Does work have the same impact on entropy change as heat?

[Est120]

1. Homework Statement
if a rigid adiabatic container has a fan inside that provides 15000 j of work to an ideal gas inside the container,
does the change in entropy would be the same as if 15000 j of heat are provided to the same rigid container (removing the insulation)?2. Relevant equations
rigid means that the volume of the container is constant ,so is a contant volume process

3. The attempt at a solution
i managed to do the calculations and got the right answer(that is why i don't give so many facts),my doubt is does work changes entropy the same amount as heat does?

 

[stockzahn]

In an idealised (reversible) work is/can be provided isentropically (so no entropy increase) - for turbomachinery (to which a fan more less is counted to) the ideal isentropic process is taken to validate the quality of the real process. In a real process, due to losses, part of the work will be transformed into heat and the entropy will increase.

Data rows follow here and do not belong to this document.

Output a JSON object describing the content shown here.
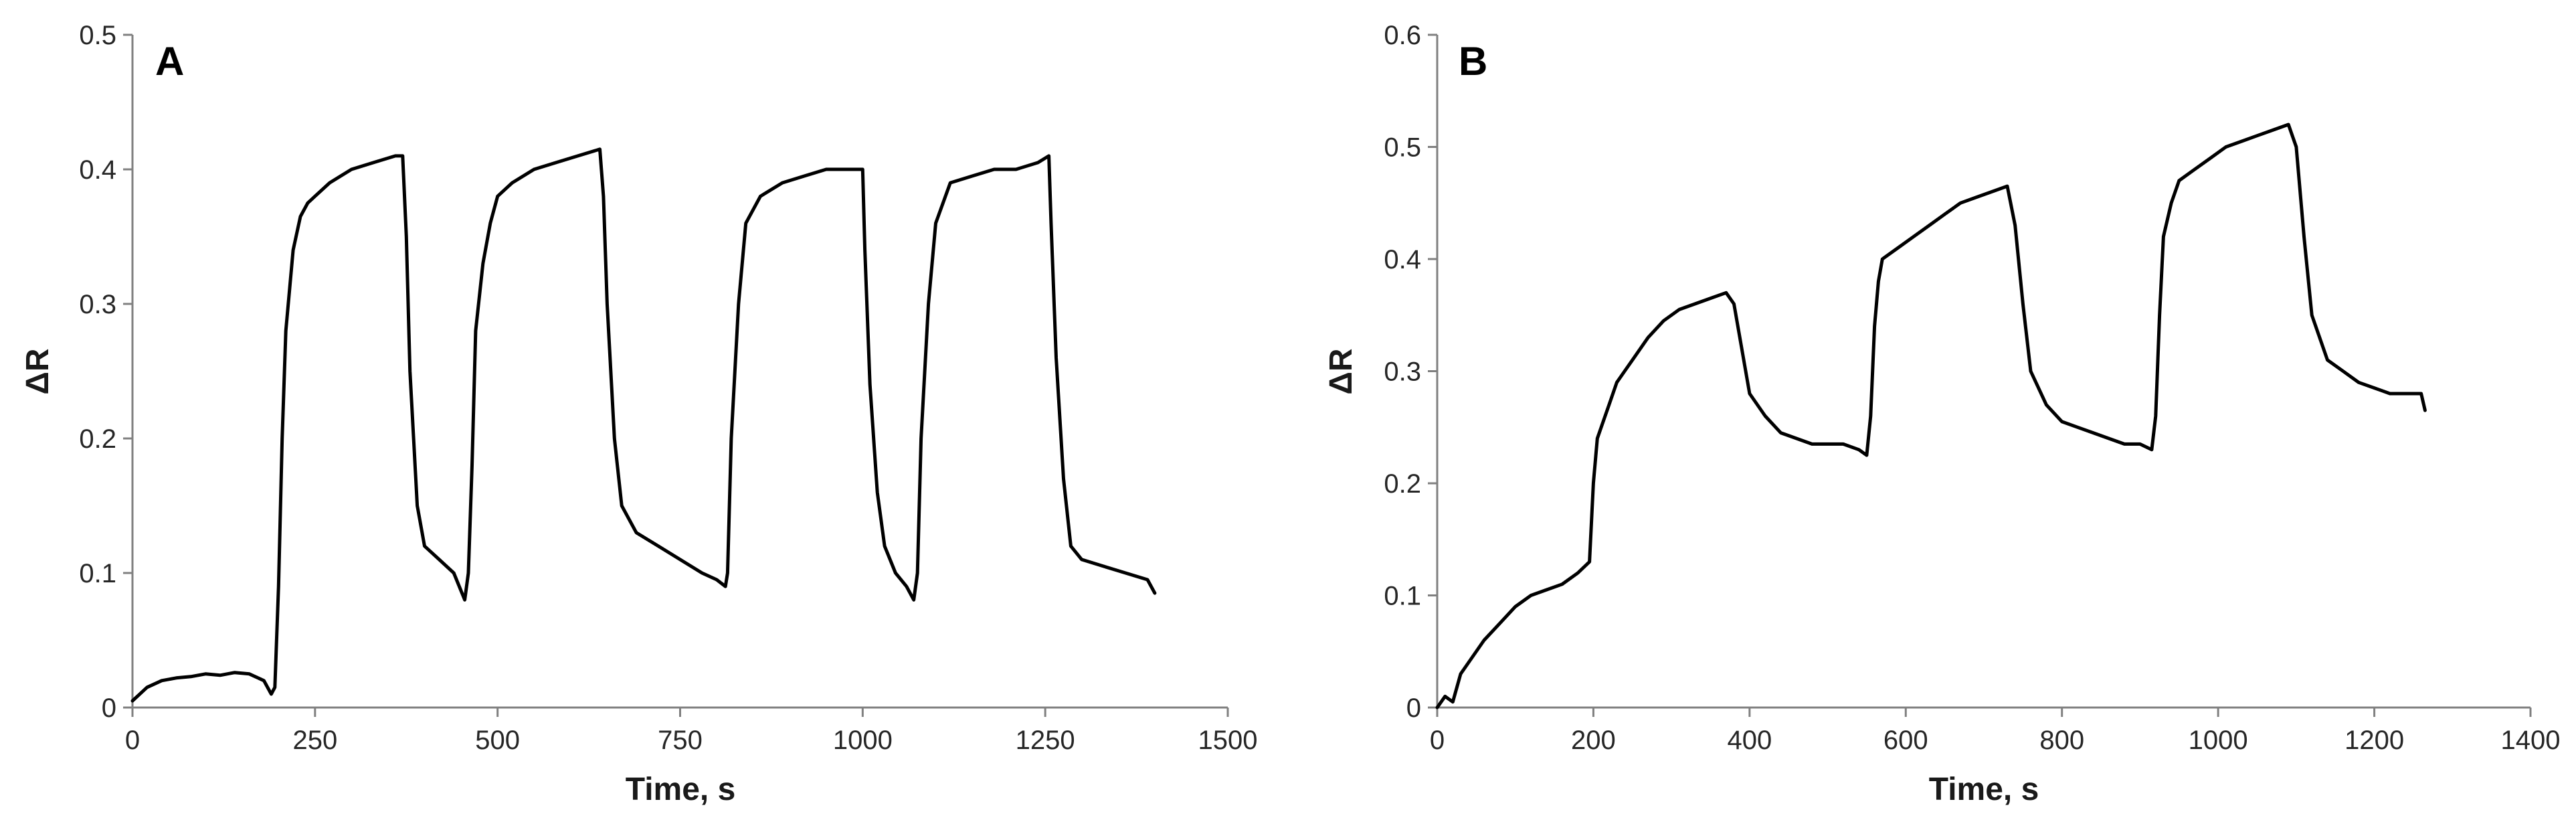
{
  "chart_data": [
    {
      "panel_label": "A",
      "type": "line",
      "xlabel": "Time, s",
      "ylabel": "ΔR",
      "xlim": [
        0,
        1500
      ],
      "ylim": [
        0,
        0.5
      ],
      "xticks": [
        0,
        250,
        500,
        750,
        1000,
        1250,
        1500
      ],
      "yticks": [
        0,
        0.1,
        0.2,
        0.3,
        0.4,
        0.5
      ],
      "x_tick_labels": [
        "0",
        "250",
        "500",
        "750",
        "1000",
        "1250",
        "1500"
      ],
      "y_tick_labels": [
        "0",
        "0.1",
        "0.2",
        "0.3",
        "0.4",
        "0.5"
      ],
      "grid": false,
      "series": [
        {
          "color": "#000000",
          "x": [
            0,
            10,
            20,
            40,
            60,
            80,
            100,
            120,
            140,
            160,
            180,
            190,
            195,
            200,
            205,
            210,
            220,
            230,
            240,
            250,
            270,
            300,
            330,
            360,
            370,
            375,
            380,
            390,
            400,
            420,
            440,
            455,
            460,
            465,
            470,
            480,
            490,
            500,
            520,
            550,
            580,
            610,
            640,
            645,
            650,
            660,
            670,
            690,
            720,
            750,
            780,
            800,
            812,
            815,
            820,
            830,
            840,
            860,
            890,
            920,
            950,
            980,
            1000,
            1003,
            1010,
            1020,
            1030,
            1045,
            1060,
            1070,
            1075,
            1080,
            1090,
            1100,
            1120,
            1150,
            1180,
            1210,
            1240,
            1255,
            1258,
            1265,
            1275,
            1285,
            1300,
            1330,
            1360,
            1390,
            1400
          ],
          "y": [
            0.005,
            0.01,
            0.015,
            0.02,
            0.022,
            0.023,
            0.025,
            0.024,
            0.026,
            0.025,
            0.02,
            0.01,
            0.015,
            0.09,
            0.2,
            0.28,
            0.34,
            0.365,
            0.375,
            0.38,
            0.39,
            0.4,
            0.405,
            0.41,
            0.41,
            0.35,
            0.25,
            0.15,
            0.12,
            0.11,
            0.1,
            0.08,
            0.1,
            0.18,
            0.28,
            0.33,
            0.36,
            0.38,
            0.39,
            0.4,
            0.405,
            0.41,
            0.415,
            0.38,
            0.3,
            0.2,
            0.15,
            0.13,
            0.12,
            0.11,
            0.1,
            0.095,
            0.09,
            0.1,
            0.2,
            0.3,
            0.36,
            0.38,
            0.39,
            0.395,
            0.4,
            0.4,
            0.4,
            0.34,
            0.24,
            0.16,
            0.12,
            0.1,
            0.09,
            0.08,
            0.1,
            0.2,
            0.3,
            0.36,
            0.39,
            0.395,
            0.4,
            0.4,
            0.405,
            0.41,
            0.36,
            0.26,
            0.17,
            0.12,
            0.11,
            0.105,
            0.1,
            0.095,
            0.085
          ]
        }
      ]
    },
    {
      "panel_label": "B",
      "type": "line",
      "xlabel": "Time, s",
      "ylabel": "ΔR",
      "xlim": [
        0,
        1400
      ],
      "ylim": [
        0,
        0.6
      ],
      "xticks": [
        0,
        200,
        400,
        600,
        800,
        1000,
        1200,
        1400
      ],
      "yticks": [
        0,
        0.1,
        0.2,
        0.3,
        0.4,
        0.5,
        0.6
      ],
      "x_tick_labels": [
        "0",
        "200",
        "400",
        "600",
        "800",
        "1000",
        "1200",
        "1400"
      ],
      "y_tick_labels": [
        "0",
        "0.1",
        "0.2",
        "0.3",
        "0.4",
        "0.5",
        "0.6"
      ],
      "grid": false,
      "series": [
        {
          "color": "#000000",
          "x": [
            0,
            10,
            20,
            30,
            40,
            60,
            80,
            100,
            120,
            140,
            160,
            180,
            195,
            200,
            205,
            210,
            220,
            230,
            240,
            250,
            270,
            290,
            310,
            330,
            350,
            370,
            380,
            390,
            400,
            420,
            440,
            460,
            480,
            500,
            520,
            540,
            550,
            555,
            560,
            565,
            570,
            590,
            610,
            630,
            650,
            670,
            690,
            710,
            730,
            740,
            750,
            760,
            780,
            800,
            820,
            840,
            860,
            880,
            900,
            915,
            920,
            925,
            930,
            940,
            950,
            970,
            990,
            1010,
            1030,
            1050,
            1070,
            1090,
            1100,
            1110,
            1120,
            1140,
            1160,
            1180,
            1200,
            1220,
            1240,
            1260,
            1265
          ],
          "y": [
            0.0,
            0.01,
            0.005,
            0.03,
            0.04,
            0.06,
            0.075,
            0.09,
            0.1,
            0.105,
            0.11,
            0.12,
            0.13,
            0.2,
            0.24,
            0.25,
            0.27,
            0.29,
            0.3,
            0.31,
            0.33,
            0.345,
            0.355,
            0.36,
            0.365,
            0.37,
            0.36,
            0.32,
            0.28,
            0.26,
            0.245,
            0.24,
            0.235,
            0.235,
            0.235,
            0.23,
            0.225,
            0.26,
            0.34,
            0.38,
            0.4,
            0.41,
            0.42,
            0.43,
            0.44,
            0.45,
            0.455,
            0.46,
            0.465,
            0.43,
            0.36,
            0.3,
            0.27,
            0.255,
            0.25,
            0.245,
            0.24,
            0.235,
            0.235,
            0.23,
            0.26,
            0.35,
            0.42,
            0.45,
            0.47,
            0.48,
            0.49,
            0.5,
            0.505,
            0.51,
            0.515,
            0.52,
            0.5,
            0.42,
            0.35,
            0.31,
            0.3,
            0.29,
            0.285,
            0.28,
            0.28,
            0.28,
            0.265
          ]
        }
      ]
    }
  ]
}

However, the fan provides work to the air and accelerates it, therefore part of the work supplied is stored as kinetic energy in the air. The energy stored as kinetic energy does not contribute to an entropy increase, therefore an amount of energy supplied as heat increases the entropy more than the same amount of energy provided as work. With time due to friction, viscosity and other losses the air will be decelerated and all the kinetic energy is transoformed into heat, resulting in the same rise entropy.

So heat and work do not cause the same entropy change in the first place, only after a certain amount of time, if the work/kinetic energy isn't extracted, friction will transform it into heat, yielding the same final entropy.

Edit: In your case the change of state happens isochorally, that means the process is done along a line of constant volume. With decreasing speed of the air, the state is shifted to higher temperatures and higher entropies on the isochor.

 

[Chestermiller]

In your example, the heat and the work will result in the same entropy change because entropy depends only on the thermodynamic state of the system (and not how that state was achieved), and, in your example, the initial and final thermodynamic equilibrium states of the system are the same for the work case as for the heat case. To get the entropy change (at least for the work case), what you need to do is devise a reversible path between the initial and final thermodynamic equilibrium states and calculate the integral of dq/T for that path.